# SantaFe 360 truck sides



## chrisallen21 (Sep 1, 2016)

I have a Santa Fe 360 that I purchased a while back that I am going to try and bring back to the living. It looks well taken care of so I suspect it still has lots of life in it but on both of the trucks, the sides have come off (and look like they are about to crumble). So there is only 1 of 2 still attached on each truck although the remaining two aren't that great from looking at them. I think I have read previously about difficulty reattaching these and wonder if it makes sense to just by trucks with these already attached in good condition. I have attached a couple pics for reference but would appreciate the forum's thoughts.


----------



## cramden (Oct 13, 2015)

Usually you can put these back on with JB Weld if there is some of the pin on the back of the frame that fits in the hole, but the one side frame looks like it has zinc rot which I've not seen before on side frames. You can try to re-attach them but I would look for a pair of replacement frames just in case. Good luck and let us know how it works out


----------



## mopac (Feb 24, 2011)

No help here. I don't have or ever had an AF original diesel. That left side one does look like its ready to crumble. Side rails mount completely different on the fly/onel PAs.


----------



## flyernut (Oct 31, 2010)

I would get new ones because of the zinc pest, but if they were in better shape, you could JB Weld them back into place.


----------



## chrisallen21 (Sep 1, 2016)

Yes, I think it is likely best to get new trucks rather than try to salvage these sides as they are pretty brittle.

Dumb question, I usually go to the mflyertrains.org listing for part numbers and the closest I could find to the Santa Fe 360/361 is a Santa Fe 362 (which I think is the one with the air horn). The links is here:
http://myflyertrains.org/gallery/album209/362_1

Is this parts list ok to use for my model meaning that the part I am looking for is XA11456-A?


----------



## AmFlyer (Mar 16, 2012)

That is the correct part number for the link coupler PA powered front truck. The rear truck part number is XA11485-B.


----------



## flyernut (Oct 31, 2010)

I can check a "secret" source for you and see if they have them, possibly new....


----------



## chrisallen21 (Sep 1, 2016)

Definitely interested! Also, I might send another couple diesels your way to work your magic on if you are interested. It would be another 470 Rocket (a second one I had) and a 370 that hesitates going around the loop.


----------



## flyernut (Oct 31, 2010)

chrisallen21 said:


> Definitely interested! Also, I might send another couple diesels your way to work your magic on if you are interested. It would be another 470 Rocket (a second one I had) and a 370 that hesitates going around the loop.


ok, I'll see what I can do...


----------



## flyernut (Oct 31, 2010)

chrisallen21 said:


> Definitely interested! Also, I might send another couple diesels your way to work your magic on if you are interested. It would be another 470 Rocket (a second one I had) and a 370 that hesitates going around the loop.

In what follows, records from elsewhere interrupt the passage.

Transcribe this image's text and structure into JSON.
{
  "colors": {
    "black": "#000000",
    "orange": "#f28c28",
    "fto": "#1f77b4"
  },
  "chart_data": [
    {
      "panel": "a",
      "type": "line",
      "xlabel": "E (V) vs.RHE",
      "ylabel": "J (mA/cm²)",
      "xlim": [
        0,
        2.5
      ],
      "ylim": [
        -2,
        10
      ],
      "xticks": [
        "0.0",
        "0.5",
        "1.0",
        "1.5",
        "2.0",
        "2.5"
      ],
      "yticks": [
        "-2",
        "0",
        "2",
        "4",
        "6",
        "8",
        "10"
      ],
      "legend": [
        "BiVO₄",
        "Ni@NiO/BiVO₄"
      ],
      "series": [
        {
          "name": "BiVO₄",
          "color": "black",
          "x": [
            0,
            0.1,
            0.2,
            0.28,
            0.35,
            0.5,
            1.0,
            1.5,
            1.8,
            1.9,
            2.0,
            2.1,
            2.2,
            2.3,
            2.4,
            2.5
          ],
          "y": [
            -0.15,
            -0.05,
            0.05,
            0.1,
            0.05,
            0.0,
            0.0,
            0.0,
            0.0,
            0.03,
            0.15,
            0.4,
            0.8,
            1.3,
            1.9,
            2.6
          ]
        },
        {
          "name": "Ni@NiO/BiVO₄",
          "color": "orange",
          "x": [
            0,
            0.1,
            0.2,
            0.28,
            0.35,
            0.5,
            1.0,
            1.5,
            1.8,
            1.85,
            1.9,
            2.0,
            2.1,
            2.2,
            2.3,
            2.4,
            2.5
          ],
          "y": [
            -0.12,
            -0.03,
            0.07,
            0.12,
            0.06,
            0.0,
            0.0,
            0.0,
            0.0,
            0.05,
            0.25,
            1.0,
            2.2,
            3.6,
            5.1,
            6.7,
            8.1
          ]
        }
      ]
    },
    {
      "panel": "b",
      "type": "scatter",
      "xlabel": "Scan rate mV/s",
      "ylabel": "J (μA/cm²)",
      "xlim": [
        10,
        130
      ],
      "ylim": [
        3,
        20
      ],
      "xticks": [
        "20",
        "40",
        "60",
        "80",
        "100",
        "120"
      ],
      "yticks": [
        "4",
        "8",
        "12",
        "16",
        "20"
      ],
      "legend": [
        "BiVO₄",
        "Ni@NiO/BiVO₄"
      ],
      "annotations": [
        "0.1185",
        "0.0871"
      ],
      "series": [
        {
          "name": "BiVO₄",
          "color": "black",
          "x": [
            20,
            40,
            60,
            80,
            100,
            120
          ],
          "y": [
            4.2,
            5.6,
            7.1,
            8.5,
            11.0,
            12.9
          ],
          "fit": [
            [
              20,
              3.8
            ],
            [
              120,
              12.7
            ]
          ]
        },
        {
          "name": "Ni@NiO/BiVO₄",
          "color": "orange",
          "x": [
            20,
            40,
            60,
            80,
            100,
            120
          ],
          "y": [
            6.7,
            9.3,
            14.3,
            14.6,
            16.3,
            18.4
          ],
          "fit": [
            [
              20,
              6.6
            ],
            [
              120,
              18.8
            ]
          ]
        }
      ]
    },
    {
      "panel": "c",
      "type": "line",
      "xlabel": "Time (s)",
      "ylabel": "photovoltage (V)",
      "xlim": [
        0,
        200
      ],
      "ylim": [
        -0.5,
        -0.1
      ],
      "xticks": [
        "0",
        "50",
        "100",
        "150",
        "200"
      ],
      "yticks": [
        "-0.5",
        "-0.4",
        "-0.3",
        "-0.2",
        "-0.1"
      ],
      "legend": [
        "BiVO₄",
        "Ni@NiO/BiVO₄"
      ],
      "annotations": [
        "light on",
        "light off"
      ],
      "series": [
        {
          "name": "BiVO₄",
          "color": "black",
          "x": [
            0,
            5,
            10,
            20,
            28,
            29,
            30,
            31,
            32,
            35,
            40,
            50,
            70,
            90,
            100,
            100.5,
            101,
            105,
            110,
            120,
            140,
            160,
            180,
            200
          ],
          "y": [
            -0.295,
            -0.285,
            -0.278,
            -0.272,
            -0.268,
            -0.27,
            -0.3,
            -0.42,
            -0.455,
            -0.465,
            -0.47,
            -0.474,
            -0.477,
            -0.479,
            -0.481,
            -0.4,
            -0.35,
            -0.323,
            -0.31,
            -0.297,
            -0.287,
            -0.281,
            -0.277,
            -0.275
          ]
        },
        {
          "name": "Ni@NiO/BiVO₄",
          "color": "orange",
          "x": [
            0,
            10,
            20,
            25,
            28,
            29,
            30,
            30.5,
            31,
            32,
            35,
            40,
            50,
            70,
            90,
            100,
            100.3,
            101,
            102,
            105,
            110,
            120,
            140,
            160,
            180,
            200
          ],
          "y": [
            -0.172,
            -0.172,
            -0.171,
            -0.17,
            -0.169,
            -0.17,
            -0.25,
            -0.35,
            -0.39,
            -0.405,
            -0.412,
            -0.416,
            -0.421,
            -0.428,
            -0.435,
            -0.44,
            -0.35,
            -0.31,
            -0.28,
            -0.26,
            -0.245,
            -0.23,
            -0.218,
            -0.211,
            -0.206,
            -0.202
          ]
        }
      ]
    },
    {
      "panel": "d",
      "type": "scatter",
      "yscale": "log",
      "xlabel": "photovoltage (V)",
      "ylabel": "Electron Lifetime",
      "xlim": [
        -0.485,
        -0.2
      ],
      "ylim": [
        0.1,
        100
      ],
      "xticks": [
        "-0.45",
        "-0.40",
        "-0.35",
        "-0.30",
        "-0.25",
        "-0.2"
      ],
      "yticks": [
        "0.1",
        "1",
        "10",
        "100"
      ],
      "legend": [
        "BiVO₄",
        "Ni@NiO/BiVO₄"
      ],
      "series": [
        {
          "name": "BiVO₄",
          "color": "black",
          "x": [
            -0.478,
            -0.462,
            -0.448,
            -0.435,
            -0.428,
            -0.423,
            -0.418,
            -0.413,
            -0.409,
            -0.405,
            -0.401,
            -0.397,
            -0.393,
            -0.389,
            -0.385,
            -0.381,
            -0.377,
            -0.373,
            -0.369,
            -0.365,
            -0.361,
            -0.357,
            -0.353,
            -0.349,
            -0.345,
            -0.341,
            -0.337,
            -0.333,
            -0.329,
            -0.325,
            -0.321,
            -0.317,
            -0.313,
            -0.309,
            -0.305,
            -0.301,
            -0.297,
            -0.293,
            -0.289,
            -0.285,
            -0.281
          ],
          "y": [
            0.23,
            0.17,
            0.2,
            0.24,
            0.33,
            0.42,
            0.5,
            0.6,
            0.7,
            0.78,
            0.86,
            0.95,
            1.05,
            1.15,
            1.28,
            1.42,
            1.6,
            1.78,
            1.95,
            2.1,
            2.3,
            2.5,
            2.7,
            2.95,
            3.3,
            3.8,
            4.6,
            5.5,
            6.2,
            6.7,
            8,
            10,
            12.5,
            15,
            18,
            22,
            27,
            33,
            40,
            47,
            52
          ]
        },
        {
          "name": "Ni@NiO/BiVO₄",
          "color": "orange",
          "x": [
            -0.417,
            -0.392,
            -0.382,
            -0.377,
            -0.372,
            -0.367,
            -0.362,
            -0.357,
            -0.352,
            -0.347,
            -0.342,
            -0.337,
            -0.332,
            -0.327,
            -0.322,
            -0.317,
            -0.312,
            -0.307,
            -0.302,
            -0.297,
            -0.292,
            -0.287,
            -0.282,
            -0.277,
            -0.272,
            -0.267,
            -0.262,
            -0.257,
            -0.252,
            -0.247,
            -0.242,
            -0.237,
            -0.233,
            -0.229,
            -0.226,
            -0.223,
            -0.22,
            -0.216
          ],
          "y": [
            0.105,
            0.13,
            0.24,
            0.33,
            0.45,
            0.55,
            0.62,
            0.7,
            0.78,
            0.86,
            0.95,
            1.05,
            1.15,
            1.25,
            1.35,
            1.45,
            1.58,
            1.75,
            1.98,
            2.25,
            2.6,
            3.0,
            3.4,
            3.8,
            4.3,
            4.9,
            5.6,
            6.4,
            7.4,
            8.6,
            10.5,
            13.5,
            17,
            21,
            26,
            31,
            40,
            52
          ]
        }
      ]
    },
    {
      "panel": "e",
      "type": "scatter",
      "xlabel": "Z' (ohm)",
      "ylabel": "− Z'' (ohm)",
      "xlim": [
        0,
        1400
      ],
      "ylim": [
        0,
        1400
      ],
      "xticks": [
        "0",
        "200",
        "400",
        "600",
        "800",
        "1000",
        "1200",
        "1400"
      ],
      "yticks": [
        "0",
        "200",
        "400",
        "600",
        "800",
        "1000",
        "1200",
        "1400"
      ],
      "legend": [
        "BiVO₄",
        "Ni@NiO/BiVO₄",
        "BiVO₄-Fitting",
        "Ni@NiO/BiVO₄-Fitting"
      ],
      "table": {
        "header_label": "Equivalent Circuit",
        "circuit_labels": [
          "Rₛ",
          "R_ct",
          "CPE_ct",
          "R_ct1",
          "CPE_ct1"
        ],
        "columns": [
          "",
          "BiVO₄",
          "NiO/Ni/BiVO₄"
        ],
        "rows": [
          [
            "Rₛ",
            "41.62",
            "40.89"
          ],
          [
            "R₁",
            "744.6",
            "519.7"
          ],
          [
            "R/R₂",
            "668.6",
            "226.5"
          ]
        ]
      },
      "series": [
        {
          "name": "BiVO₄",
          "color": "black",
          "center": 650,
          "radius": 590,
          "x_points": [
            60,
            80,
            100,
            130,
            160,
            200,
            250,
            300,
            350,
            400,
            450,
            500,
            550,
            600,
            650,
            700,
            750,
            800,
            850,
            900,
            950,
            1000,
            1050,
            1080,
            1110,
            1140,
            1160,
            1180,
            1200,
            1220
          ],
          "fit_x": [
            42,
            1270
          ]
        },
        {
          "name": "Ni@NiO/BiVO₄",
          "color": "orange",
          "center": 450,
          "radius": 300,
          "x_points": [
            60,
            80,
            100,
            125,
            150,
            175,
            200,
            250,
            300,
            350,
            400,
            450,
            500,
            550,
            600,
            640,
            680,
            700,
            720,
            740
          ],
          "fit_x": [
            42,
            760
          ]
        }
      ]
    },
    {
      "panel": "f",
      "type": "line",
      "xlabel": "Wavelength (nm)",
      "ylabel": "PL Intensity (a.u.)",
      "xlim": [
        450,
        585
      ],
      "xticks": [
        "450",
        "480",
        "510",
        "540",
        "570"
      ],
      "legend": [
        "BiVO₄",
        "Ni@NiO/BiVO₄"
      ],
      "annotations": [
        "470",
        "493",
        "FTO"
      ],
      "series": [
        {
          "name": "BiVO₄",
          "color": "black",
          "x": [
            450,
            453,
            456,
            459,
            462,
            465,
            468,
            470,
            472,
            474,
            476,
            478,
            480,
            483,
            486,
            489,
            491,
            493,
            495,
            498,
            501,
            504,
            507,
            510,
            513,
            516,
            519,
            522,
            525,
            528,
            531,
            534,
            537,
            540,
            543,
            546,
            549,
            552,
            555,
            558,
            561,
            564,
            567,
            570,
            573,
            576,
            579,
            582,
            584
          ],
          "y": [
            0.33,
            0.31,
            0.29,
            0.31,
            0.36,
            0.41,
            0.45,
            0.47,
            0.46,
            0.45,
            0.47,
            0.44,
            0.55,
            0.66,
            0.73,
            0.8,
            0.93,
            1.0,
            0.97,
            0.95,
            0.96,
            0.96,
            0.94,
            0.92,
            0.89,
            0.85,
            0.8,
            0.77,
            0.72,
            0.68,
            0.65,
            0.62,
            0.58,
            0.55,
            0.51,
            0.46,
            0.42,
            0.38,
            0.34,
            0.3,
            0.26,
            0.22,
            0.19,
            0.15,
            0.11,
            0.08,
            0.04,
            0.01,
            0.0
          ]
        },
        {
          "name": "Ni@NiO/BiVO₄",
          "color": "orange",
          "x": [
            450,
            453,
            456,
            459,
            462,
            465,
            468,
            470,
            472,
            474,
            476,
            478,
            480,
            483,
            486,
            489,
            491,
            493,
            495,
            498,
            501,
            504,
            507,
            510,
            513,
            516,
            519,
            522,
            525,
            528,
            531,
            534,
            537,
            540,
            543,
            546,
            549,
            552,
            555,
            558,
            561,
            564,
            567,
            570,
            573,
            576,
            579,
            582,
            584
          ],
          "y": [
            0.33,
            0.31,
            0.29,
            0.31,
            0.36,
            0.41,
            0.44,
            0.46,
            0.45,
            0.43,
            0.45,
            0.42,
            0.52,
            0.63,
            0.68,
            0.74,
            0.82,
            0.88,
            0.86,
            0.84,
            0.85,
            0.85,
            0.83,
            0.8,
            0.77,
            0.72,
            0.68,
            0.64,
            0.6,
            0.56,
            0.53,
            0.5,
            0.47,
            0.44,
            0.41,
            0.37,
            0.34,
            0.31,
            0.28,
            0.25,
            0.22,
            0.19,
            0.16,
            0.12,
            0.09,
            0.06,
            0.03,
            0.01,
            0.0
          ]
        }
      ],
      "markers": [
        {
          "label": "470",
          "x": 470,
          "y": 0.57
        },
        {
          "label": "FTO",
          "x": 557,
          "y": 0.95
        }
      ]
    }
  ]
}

No dice on the trucks, sorry.. My source has them for knuckle couplers only...


----------



## flyernut (Oct 31, 2010)

I checked several sites, and again, no dice. Your best bet is ebay, and there are some of them available there.


----------



## chrisallen21 (Sep 1, 2016)

No worries and thanks for checking. I picked up a set on eBay. They aren't cheap but oh well, it is the price of the hobby.


----------